Unabomber: The Musical

Michelle Carter, playwright and creative writer professor at San Francisco State University, is the award-winning author of Hillary and Soon-Yi
By Rachel E. Dry

Michelle Carter, playwright and creative writer professor at San Francisco State University, is the award-winning author of Hillary and Soon-Yi Shop For Ties. Her most recent work is an evening of drama and original music based on the life of Theodore J. Kaczynski ’62 called Ted Kaczynski Killed People With Bombs. Carter sheds light on her creative process in this e-mail Q and A:

Why a musical?

This isn’t a musical exactly—it’s maybe best described as a play with songs. While writing this play and the last one, some material leapt out in meter, or with a melody, or with a bass-and-percussion rhythm attached. Music and song evoke responses in us that straight text doesn’t, and vice-versa. I keep finding myself wanting to juxtapose text and song, but not in a new-music-opera way. I’m too much of a text-bound creature for that.
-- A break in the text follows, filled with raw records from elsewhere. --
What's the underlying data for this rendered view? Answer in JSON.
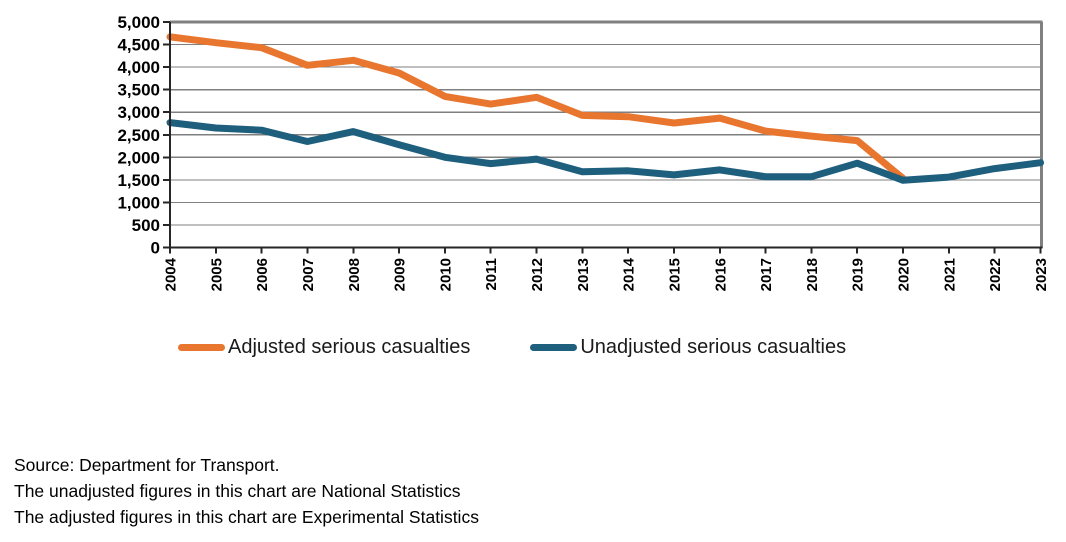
{
  "chart_data": {
    "type": "line",
    "title": "",
    "xlabel": "",
    "ylabel": "",
    "x": [
      2004,
      2005,
      2006,
      2007,
      2008,
      2009,
      2010,
      2011,
      2012,
      2013,
      2014,
      2015,
      2016,
      2017,
      2018,
      2019,
      2020,
      2021,
      2022,
      2023
    ],
    "x_tick_labels": [
      "2004",
      "2005",
      "2006",
      "2007",
      "2008",
      "2009",
      "2010",
      "2011",
      "2012",
      "2013",
      "2014",
      "2015",
      "2016",
      "2017",
      "2018",
      "2019",
      "2020",
      "2021",
      "2022",
      "2023"
    ],
    "series": [
      {
        "name": "Adjusted serious casualties",
        "color": "#E8762F",
        "values": [
          4670,
          4540,
          4430,
          4040,
          4150,
          3870,
          3350,
          3180,
          3330,
          2930,
          2900,
          2760,
          2870,
          2580,
          2470,
          2370,
          1530,
          null,
          null,
          null
        ]
      },
      {
        "name": "Unadjusted serious casualties",
        "color": "#1E5F7D",
        "values": [
          2770,
          2650,
          2600,
          2350,
          2570,
          2280,
          2000,
          1860,
          1960,
          1680,
          1700,
          1610,
          1720,
          1570,
          1570,
          1870,
          1490,
          1560,
          1750,
          1880
        ]
      }
    ],
    "ylim": [
      0,
      5000
    ],
    "ytick_step": 500,
    "y_tick_labels": [
      "0",
      "500",
      "1,000",
      "1,500",
      "2,000",
      "2,500",
      "3,000",
      "3,500",
      "4,000",
      "4,500",
      "5,000"
    ],
    "grid": "horizontal",
    "legend_position": "bottom"
  },
  "legend": {
    "items": [
      {
        "label": "Adjusted serious casualties",
        "color": "#E8762F"
      },
      {
        "label": "Unadjusted serious casualties",
        "color": "#1E5F7D"
      }
    ]
  },
  "footer": {
    "lines": [
      "Source: Department for Transport.",
      "The unadjusted figures in this chart are National Statistics",
      "The adjusted figures in this chart are Experimental Statistics"
    ]
  },
  "style_colors": {
    "gridline": "#7F7F7F",
    "border": "#808080",
    "axis": "#262626",
    "tick_label": "#000000"
  }
}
What elements of his life at Harvard do you talk about?

Kaczynski came to Harvard as a shy working-class 16-year-old boy from a Chicago suburb. What we most directly portray in the play is Kaczynski’s participation in the Murray experiment, a three-year personality experiment in which he was a paid subject. After writing extensive autobiographies and voluminous ruminations on many topics, subjects in their third year were interrogated, their ideas and beliefs challenged in (by most accounts) combative and hostile sessions called “dyad sessions.” Subjects then watched footage of their responses under pressure, and were asked to comment upon themselves watching themselves be interrogated. Dr. [Henry A.] Murray had worked for the OSS [Office of Strategic Services], and some believed he was developing interrogation techniques for the CIA. Others say this is ridiculous. The play takes no position about that.

Did you talk to former classmates of his?

I’ve spoken to people who were in the math department when he was at Harvard, none of whom remember him. He kept to himself, to put it mildly.

How much of his persona as “tortured genius” comes across in your work? How did you separate or move away from media construction of the Unabomber versus actual psychological exploration?

One of the intentions of the play is to shatter that “tortured genius” sentimentality. Kaczynski was certainly a math prodigy of sorts, skipped two grades and so on. But mathematicians seem to concur that his research topic, boundary functions, was a backwater, a narrow field of limited interest. As for his image as a political visionary, if you spend some time with the manifesto and the works that inspired its writing, you’ll see how unoriginal a document it is. It’s a mix of borrowed ideas and personal pathology (e.g. things he’s mad at his parents about). When Kaczynski was a student at Michigan, he decided that the only thing that would make his life worth living would be to kill people. He planned for himself a life in which he could kill, escape capture and kill again: This was almost 20 years before the manifesto was published. We’re putting twisted-genius political-antihero constructions onto a paranoid schizophrenic who, when an innocent secretary was maimed in one of his explosions, wrote in his journals only: “Frustrated. Can’t seem to make a lethal bomb.”

How did you decide on the title?

I didn’t want the title to suggest a lugubrious biopic (“The Life and Times of the Mysterious Unabomber”). I wanted a title with some point of view to it. The intention of this title is to announce, up front, square one: Hey, Ted Kaczynski Killed People with Bombs. To say: Let’s start there, in that fundamentally unglamorous place.

How long did it take you before you could spell Kaczynski without thinking about it?

Weeks.

Does your spellcheck recognize it as a word now?

The character in the play is called “K.” But I’m sure my spellcheck just knows.